Vedo che anche tu hai un ricordo un po’ diverso da quello raccontato nella Serie
Allora io ero lì dall’81 all’83, poi sono stato dal ’94 al ’97 a lavorare. La Comunità che ricordo io era una roba indimenticabile, io ho vissuto degli anni che porterò sempre dentro. Tutti ci tenevamo uno per l’altro, tutti ci davamo una mano, ed era Vincenzo che spingeva questa cosa qua.

Venivano da noi tanti artisti. E poi Letizia e Gianmarco (Moratti ndr) noi li aspettavamo, ricordo che ci portavano i film di prima visione. Film che c’erano nei cinema a Milano in quel momento lì. Loro riuscivano a portarceli a SanPa, li vedevamo tutti insieme. Poi le partite di calcio, io ho giocato anche nella nazionale di Sanpa, ero terzino destro, giocavamo al venerdì sera, dopo il film.

Se avessi davanti Vincenzo oggi cosa gli diresti?
Lo ringrazierei tantissimo, lo abbraccerei e mi farei abbracciare e poi gli direi che è stato la persona più importante che la vita mi ha presentato. Vincenzo per me è stato la svolta. Veramente, non sto esagerando. Quindi un ringraziamento assoluto.

Poi sei uscito e ti sei rifatto una vita
Si, quando sono uscito andai in fabbrica, ho cominciato a lavorare subito. E poi ho trovato la Monica che è diventata mia moglie. Ricordo che quando diventò la mia ragazza la portai su da Vincenzo, andammo a trovarlo, e quando Vincenzo la guardò disse ‘bene bene’, e quando lui diceva ‘bene’, era davvero bene. Infatti siamo ancora qui sposati, con due figli grandi. Quella volta quando arrivai e mi vide disse ‘Ecco, è venuto a trovarmi mio figlio’, per me quella cosa fu una roba che.. guarda.

Vincenzo me lo porto sempre dentro. Ho una foto qua nel mio salotto, un’altra foto grande con lui e mia madre. (Ride) Mia madre ha 85 anni e quando sente parlar male di Vincenzo diventa una iena. Perché lei ha visto tutto il bene che abbiamo ricevuto, tutti, anche lei, anche mio fratello.

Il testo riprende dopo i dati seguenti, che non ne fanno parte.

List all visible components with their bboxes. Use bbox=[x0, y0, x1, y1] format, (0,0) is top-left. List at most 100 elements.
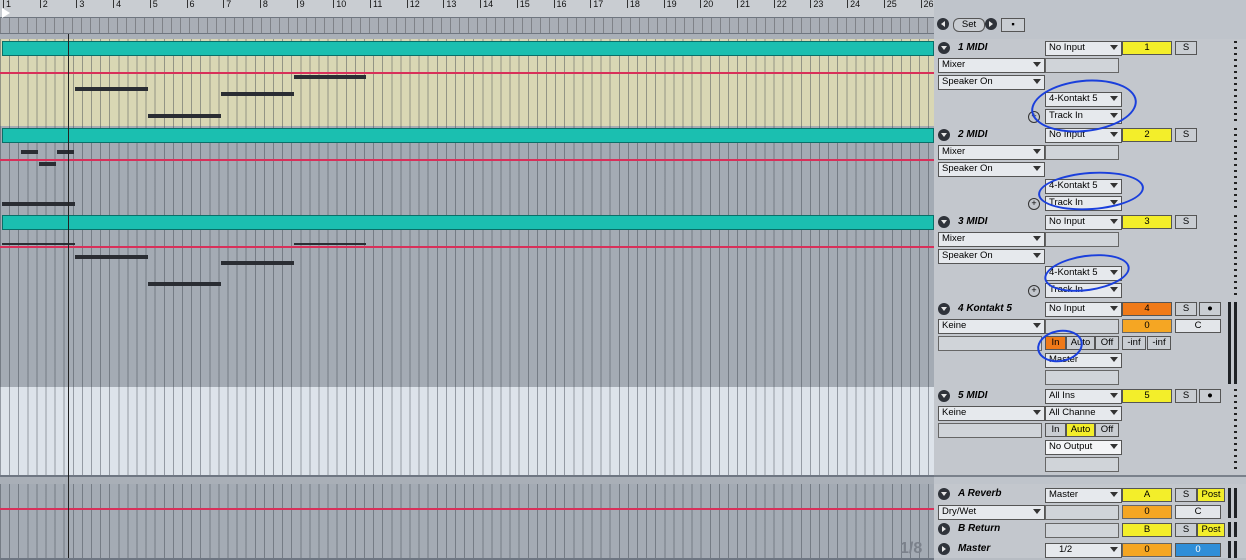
track-lane-2[interactable] bbox=[0, 126, 934, 215]
solo-button[interactable]: S bbox=[1175, 389, 1197, 403]
midi-note[interactable] bbox=[148, 282, 221, 286]
input-channel[interactable] bbox=[1045, 58, 1119, 73]
solo-button[interactable]: S bbox=[1175, 41, 1197, 55]
master-lane[interactable] bbox=[0, 538, 934, 560]
input-select[interactable]: No Input bbox=[1045, 41, 1122, 56]
output-select[interactable] bbox=[1045, 523, 1119, 538]
midi-note[interactable] bbox=[57, 150, 74, 154]
midi-from-type[interactable]: Mixer bbox=[938, 232, 1045, 247]
solo-button[interactable]: S bbox=[1175, 302, 1197, 316]
midi-from-channel[interactable]: Speaker On bbox=[938, 75, 1045, 90]
post-button[interactable]: Post bbox=[1197, 523, 1225, 537]
expand-icon[interactable] bbox=[938, 543, 950, 555]
track-activator[interactable]: 5 bbox=[1122, 389, 1172, 403]
fold-icon[interactable] bbox=[938, 129, 950, 141]
output-select[interactable]: 1/2 bbox=[1045, 543, 1122, 558]
fold-icon[interactable] bbox=[938, 216, 950, 228]
input-select[interactable]: No Input bbox=[1045, 215, 1122, 230]
output-channel[interactable] bbox=[1045, 457, 1119, 472]
midi-to-channel[interactable] bbox=[938, 423, 1042, 438]
midi-note[interactable] bbox=[294, 243, 366, 245]
loop-brace-bar[interactable] bbox=[0, 18, 934, 34]
output-channel[interactable] bbox=[1045, 370, 1119, 385]
midi-note[interactable] bbox=[75, 255, 148, 259]
track-name[interactable]: Master bbox=[958, 543, 990, 554]
nav-forward-icon[interactable] bbox=[985, 18, 997, 30]
midi-note[interactable] bbox=[221, 261, 294, 265]
solo-button[interactable]: S bbox=[1175, 215, 1197, 229]
cue-volume-field[interactable]: 0 bbox=[1175, 543, 1221, 557]
track-lane-3[interactable] bbox=[0, 213, 934, 302]
set-button[interactable]: Set bbox=[953, 18, 985, 32]
volume-field[interactable]: 0 bbox=[1122, 319, 1172, 333]
midi-from-channel[interactable]: Speaker On bbox=[938, 249, 1045, 264]
input-select[interactable]: All Ins bbox=[1045, 389, 1122, 404]
timeline-ruler[interactable]: 1 2 3 4 5 6 7 8 9 10 11 12 13 14 15 16 17 18 19 20 21 22 23 24 2… bbox=[0, 0, 934, 18]
track-activator[interactable]: 4 bbox=[1122, 302, 1172, 316]
post-button[interactable]: Post bbox=[1197, 488, 1225, 502]
pan-field[interactable]: C bbox=[1175, 505, 1221, 519]
input-channel-select[interactable]: All Channe bbox=[1045, 406, 1122, 421]
input-channel[interactable] bbox=[1045, 145, 1119, 160]
return-lane-a[interactable] bbox=[0, 484, 934, 522]
track-name[interactable]: A Reverb bbox=[958, 488, 1002, 499]
track-activator[interactable]: 3 bbox=[1122, 215, 1172, 229]
device-param-select[interactable]: Dry/Wet bbox=[938, 505, 1045, 520]
track-name[interactable]: 3 MIDI bbox=[958, 216, 987, 227]
track-lane-4[interactable] bbox=[0, 300, 934, 389]
solo-button[interactable]: S bbox=[1175, 488, 1197, 502]
track-activator[interactable]: A bbox=[1122, 488, 1172, 502]
midi-note[interactable] bbox=[294, 75, 366, 79]
solo-button[interactable]: S bbox=[1175, 523, 1197, 537]
monitor-in-button[interactable]: In bbox=[1045, 423, 1066, 437]
monitor-off-button[interactable]: Off bbox=[1095, 423, 1119, 437]
arm-icon[interactable]: ● bbox=[1199, 389, 1221, 403]
monitor-off-button[interactable]: Off bbox=[1095, 336, 1119, 350]
add-icon[interactable]: + bbox=[1028, 285, 1040, 297]
input-select[interactable]: No Input bbox=[1045, 302, 1122, 317]
midi-from-channel[interactable]: Speaker On bbox=[938, 162, 1045, 177]
resize-handle[interactable] bbox=[1234, 41, 1237, 121]
resize-handle[interactable] bbox=[1234, 389, 1237, 469]
track-name[interactable]: 5 MIDI bbox=[958, 390, 987, 401]
midi-note[interactable] bbox=[221, 92, 294, 96]
output-channel[interactable] bbox=[1045, 505, 1119, 520]
track-name[interactable]: B Return bbox=[958, 523, 1000, 534]
track-lane-1[interactable] bbox=[0, 39, 934, 128]
volume-field[interactable]: 0 bbox=[1122, 543, 1172, 557]
monitor-auto-button[interactable]: Auto bbox=[1066, 423, 1095, 437]
resize-handle[interactable] bbox=[1234, 215, 1237, 295]
track-activator[interactable]: 2 bbox=[1122, 128, 1172, 142]
midi-clip-header[interactable] bbox=[2, 215, 934, 230]
return-lane-b[interactable] bbox=[0, 520, 934, 540]
fold-icon[interactable] bbox=[938, 488, 950, 500]
track-lane-5[interactable] bbox=[0, 387, 934, 477]
add-icon[interactable]: + bbox=[1028, 198, 1040, 210]
loop-start-marker[interactable] bbox=[2, 8, 10, 18]
input-channel[interactable] bbox=[1045, 232, 1119, 247]
fold-icon[interactable] bbox=[938, 390, 950, 402]
track-activator[interactable]: 1 bbox=[1122, 41, 1172, 55]
track-name[interactable]: 1 MIDI bbox=[958, 42, 987, 53]
midi-note[interactable] bbox=[2, 202, 75, 206]
midi-note[interactable] bbox=[2, 243, 75, 245]
resize-handle[interactable] bbox=[1234, 128, 1237, 208]
solo-button[interactable]: S bbox=[1175, 128, 1197, 142]
audio-from-select[interactable]: Keine bbox=[938, 319, 1045, 334]
midi-from-type[interactable]: Mixer bbox=[938, 58, 1045, 73]
arm-icon[interactable]: ● bbox=[1199, 302, 1221, 316]
fold-icon[interactable] bbox=[938, 42, 950, 54]
midi-from-type[interactable]: Mixer bbox=[938, 145, 1045, 160]
lock-icon[interactable]: ▪ bbox=[1001, 18, 1025, 32]
nav-back-icon[interactable] bbox=[937, 18, 949, 30]
output-select[interactable]: No Output bbox=[1045, 440, 1122, 455]
track-name[interactable]: 4 Kontakt 5 bbox=[958, 303, 1012, 314]
midi-note[interactable] bbox=[39, 162, 56, 166]
audio-from-channel[interactable] bbox=[938, 336, 1042, 351]
track-name[interactable]: 2 MIDI bbox=[958, 129, 987, 140]
pan-field[interactable]: C bbox=[1175, 319, 1221, 333]
midi-to-select[interactable]: Keine bbox=[938, 406, 1045, 421]
fold-icon[interactable] bbox=[938, 303, 950, 315]
midi-note[interactable] bbox=[75, 87, 148, 91]
midi-clip-header[interactable] bbox=[2, 128, 934, 143]
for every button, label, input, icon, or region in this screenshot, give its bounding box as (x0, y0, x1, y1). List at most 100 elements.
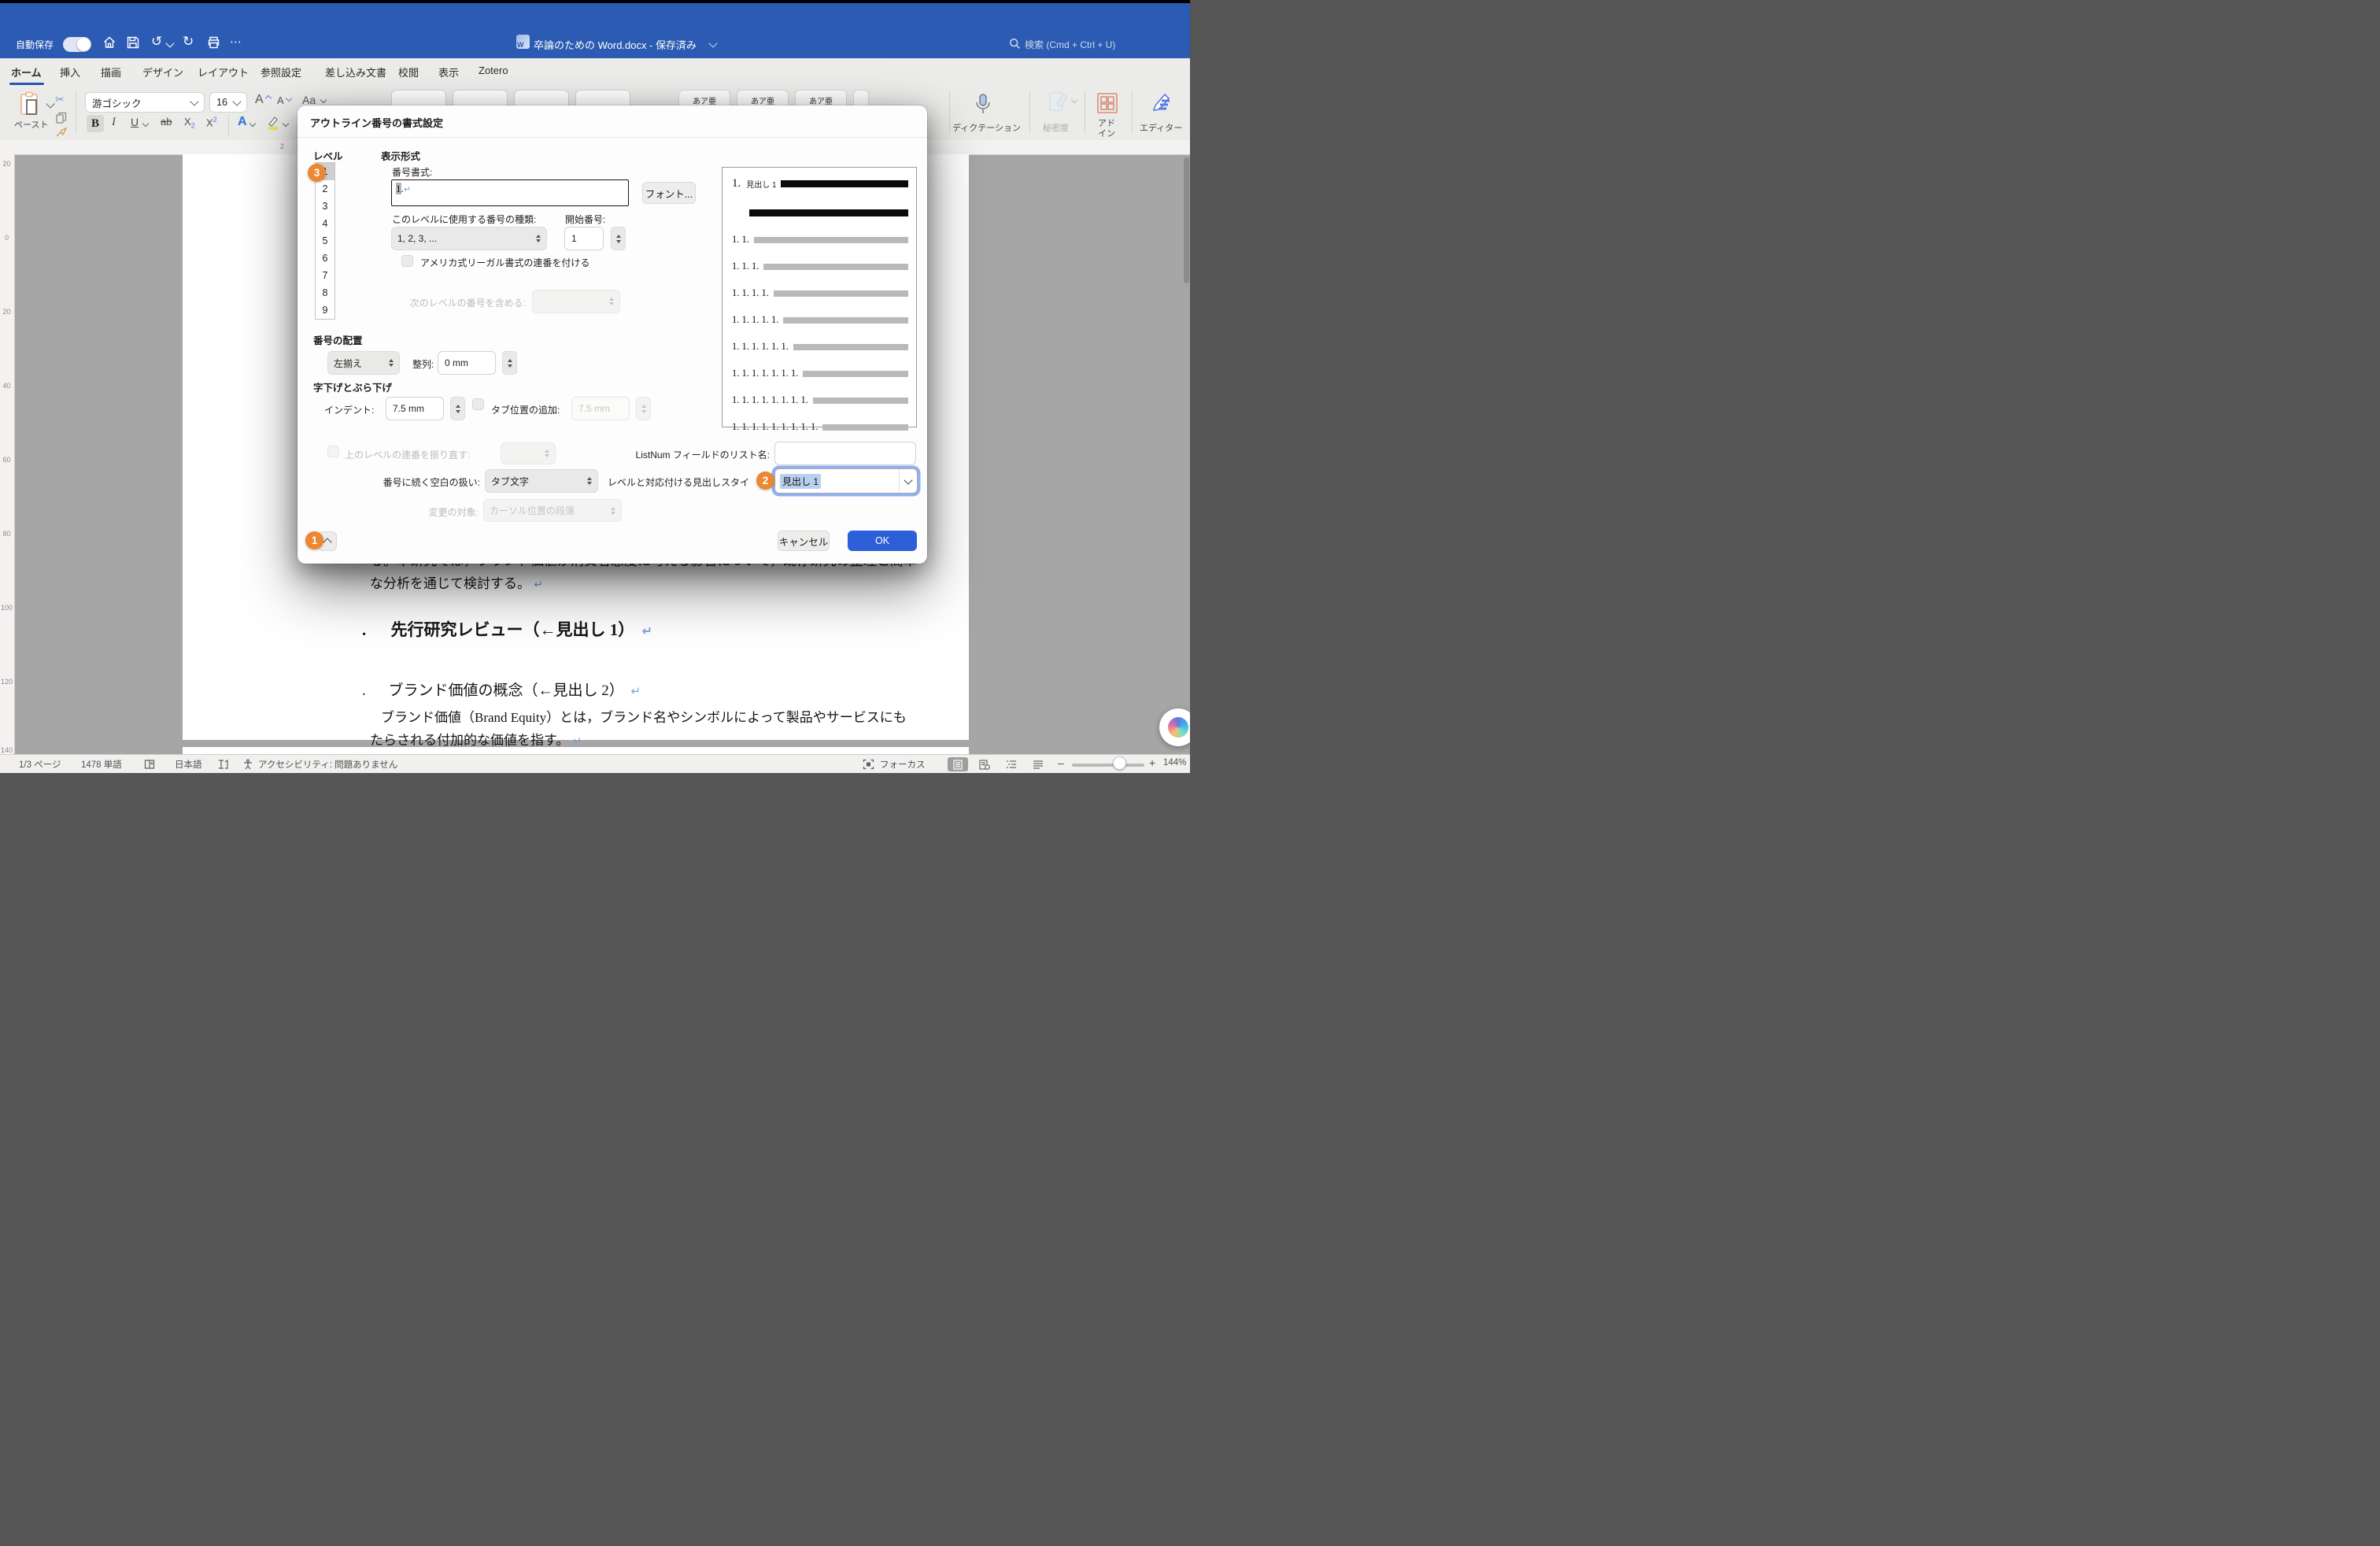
preview-number: 1. 1. 1. 1. 1. 1. 1. 1. (732, 394, 808, 406)
superscript-button[interactable]: X2 (206, 116, 217, 128)
tab-layout[interactable]: レイアウト (198, 65, 249, 80)
combo-dropdown-button[interactable] (899, 469, 917, 493)
focus-mode-icon[interactable] (863, 759, 874, 770)
level-item[interactable]: 3 (316, 198, 334, 215)
home-icon[interactable] (102, 35, 116, 50)
text-effects-button[interactable]: A (238, 115, 247, 129)
undo-dropdown-icon[interactable] (165, 39, 174, 47)
level-item[interactable]: 5 (316, 232, 334, 250)
undo-icon[interactable]: ↺ (151, 34, 162, 50)
accessibility-status[interactable]: アクセシビリティ: 問題ありません (258, 758, 397, 771)
paste-button[interactable]: ペースト (14, 91, 46, 131)
save-icon[interactable] (126, 35, 140, 50)
align-at-stepper[interactable] (502, 351, 517, 375)
tab-design[interactable]: デザイン (142, 65, 183, 80)
draft-view-button[interactable] (1028, 757, 1048, 771)
paste-dropdown-icon[interactable] (46, 99, 54, 108)
level-item[interactable]: 4 (316, 215, 334, 232)
vertical-scrollbar[interactable] (1184, 157, 1189, 283)
body-text-line[interactable]: たらされる付加的な価値を指す。 ↵ (370, 729, 582, 749)
level-item[interactable]: 7 (316, 267, 334, 284)
grow-font-icon[interactable]: A (255, 93, 264, 107)
change-case-icon[interactable]: Aa (302, 94, 316, 106)
heading2-line[interactable]: . ブランド価値の概念（←見出し 2） ↵ (362, 679, 641, 700)
listnum-input[interactable] (774, 442, 916, 465)
page-indicator[interactable]: 1/3 ページ (19, 758, 61, 771)
search-input[interactable]: 検索 (Cmd + Ctrl + U) (1025, 38, 1115, 51)
indent-input[interactable]: 7.5 mm (386, 397, 444, 420)
zoom-slider[interactable] (1072, 764, 1144, 767)
accessibility-icon[interactable] (242, 759, 253, 770)
redo-icon[interactable]: ↻ (183, 34, 194, 50)
addins-icon[interactable] (1096, 91, 1119, 115)
tab-draw[interactable]: 描画 (101, 65, 121, 80)
tab-view[interactable]: 表示 (438, 65, 459, 80)
outline-view-button[interactable] (1001, 757, 1022, 771)
space-after-select[interactable]: タブ文字 (485, 469, 598, 493)
number-kind-select[interactable]: 1, 2, 3, ... (391, 227, 547, 250)
copy-icon[interactable] (56, 112, 67, 124)
heading-style-combobox[interactable]: 見出し 1 (774, 468, 918, 494)
copilot-button[interactable] (1159, 708, 1190, 746)
chevron-down-icon (283, 120, 289, 127)
tab-insert[interactable]: 挿入 (60, 65, 80, 80)
italic-button[interactable]: I (112, 116, 116, 129)
underline-button[interactable]: U (131, 116, 139, 128)
autosave-toggle[interactable] (63, 37, 91, 52)
tab-home[interactable]: ホーム (11, 65, 42, 80)
numbering-preview: 1. 見出し 1 1. 1. 1. 1. 1. 1. 1. 1. 1. 1. 1… (722, 167, 917, 427)
print-icon[interactable] (206, 35, 221, 50)
start-number-input[interactable]: 1 (564, 227, 604, 250)
level-item[interactable]: 6 (316, 250, 334, 267)
start-number-stepper[interactable] (611, 227, 626, 250)
underline-dropdown-icon[interactable] (142, 120, 149, 127)
indent-stepper[interactable] (450, 397, 465, 420)
bold-button[interactable]: B (87, 115, 104, 132)
dictation-icon[interactable] (974, 93, 992, 117)
vertical-ruler[interactable]: 20 0 20 40 60 80 100 120 140 (0, 154, 15, 754)
cancel-button[interactable]: キャンセル (778, 531, 830, 551)
tab-references[interactable]: 参照設定 (261, 65, 301, 80)
strikethrough-button[interactable]: ab (161, 116, 172, 128)
tab-review[interactable]: 校閲 (398, 65, 419, 80)
level-item[interactable]: 8 (316, 284, 334, 301)
highlight-button[interactable] (266, 115, 280, 131)
align-select[interactable]: 左揃え (327, 351, 400, 375)
ok-button[interactable]: OK (848, 531, 917, 551)
font-size-select[interactable]: 16 (209, 92, 247, 113)
tab-mailings[interactable]: 差し込み文書 (325, 65, 386, 80)
editor-icon[interactable] (1149, 91, 1173, 115)
format-painter-icon[interactable] (55, 126, 68, 139)
print-layout-view-button[interactable] (948, 757, 968, 771)
language-indicator[interactable]: 日本語 (175, 758, 202, 771)
zoom-out-button[interactable]: – (1058, 756, 1064, 769)
more-commands-icon[interactable]: ⋯ (230, 35, 242, 49)
web-layout-view-button[interactable] (974, 757, 995, 771)
level-item[interactable]: 2 (316, 180, 334, 198)
zoom-in-button[interactable]: + (1149, 756, 1155, 769)
title-dropdown-icon[interactable] (708, 39, 717, 47)
tab-add-checkbox[interactable] (472, 398, 484, 410)
level-listbox[interactable]: 1 2 3 4 5 6 7 8 9 (315, 162, 335, 320)
number-format-input[interactable]: 1.↵ (391, 179, 629, 206)
cut-icon[interactable]: ✂ (55, 93, 65, 106)
font-name-select[interactable]: 游ゴシック (85, 92, 205, 113)
heading1-line[interactable]: . 先行研究レビュー（←見出し 1） ↵ (362, 617, 652, 641)
align-at-input[interactable]: 0 mm (438, 351, 496, 375)
spellcheck-icon[interactable] (144, 759, 157, 770)
subscript-button[interactable]: X2 (184, 116, 195, 130)
body-text-line[interactable]: な分析を通じて検討する。 ↵ (370, 572, 543, 592)
level-item[interactable]: 9 (316, 301, 334, 319)
zoom-slider-thumb[interactable] (1113, 756, 1126, 770)
legal-numbering-checkbox[interactable] (401, 255, 413, 267)
tab-zotero[interactable]: Zotero (479, 65, 508, 76)
word-count[interactable]: 1478 単語 (81, 758, 122, 771)
zoom-percentage[interactable]: 144% (1163, 758, 1186, 767)
focus-mode-label[interactable]: フォーカス (880, 758, 926, 771)
shrink-font-icon[interactable]: A (277, 94, 284, 106)
search-icon[interactable] (1009, 38, 1021, 50)
body-text-line[interactable]: ブランド価値（Brand Equity）とは，ブランド名やシンボルによって製品や… (381, 706, 907, 726)
font-button[interactable]: フォント... (642, 182, 696, 204)
track-changes-icon[interactable] (217, 759, 230, 770)
document-title[interactable]: 卒論のための Word.docx - 保存済み (534, 37, 697, 52)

Salutiamoci con una storia divertente, ne ricordi una?
Lui era abbastanza intransigente su alcune cose, ad esempio era successo che qualcuno era andato a fregare del vino e si arrabbiò molto. C’erano le regole sul bere. Quando abbiamo cominciato a uscire con i cani, veniva anche lui,  una volta siamo andati in una trattoria nelle campagne di Parma, eravamo in tre. Vincenzo cominciò a ordinare, lui era uno che mangiava.. (ride). Ordinò delle bottiglie di vino e vedevo che versava il vino anche a me e io gli dicevo ‘Ma come Vincenzo non va bene..’ e lui sorridendo ‘Adesso va bene, lasciamo stare un attimo tutto il resto’. Lì ho capito che lui sapeva essere anche alla mano, era flessibile in alcuni casi, e a noi rimase impressa questa cosa qua, questa uscita dall’intransigenza. 

Quindi era un po’ uno di famiglia, conosceva bene i tuoi genitori
Venne anche a casa mia a mangiare un paio di volte. Mio padre era ispettore del lavoro, quando sarebbe andato in pensione avrebbe voluto fare l’amministrativo per Vincenzo, ma non ce l’ha fatta in tempo perché è morto prima. I miei genitori avevano una gratitudine incredibile per Vincenzo, guarda che loro hanno ritrovato un figlio, io stavo morendo, avevo l’epatite, ero  messo malissimo, avevo rischiato delle overdose, poi avevo cominciato anche con la cocaina, io stavo morendo. Prima di portarmi da Vincenzo le avevano provate tutte, avevo fatto le solite trafile, il SERT, il metadone, niente. Mio padre aveva provato anche a portarmi via, lontano, a Ischia, dove aveva degli amici.. niente. Solo a SanPa mi è cambiata la vita, mamma mia se mi è cambiata. Ricordo che quando i miei vennero là a trovarmi dopo sei sette mesi hanno cominciato a piangere perché non mi riconoscevano neanche.

Ok Tiziano, grazie, è stata una chiacchierata emozionante
Vedi, tutti questi che parlano, che straparlano, che non sanno, che fanno le fiction in tv, perché quella lì è una fiction, non sanno niente, le cose bisogna conoscerle bene prima di andare a sparare delle boiate.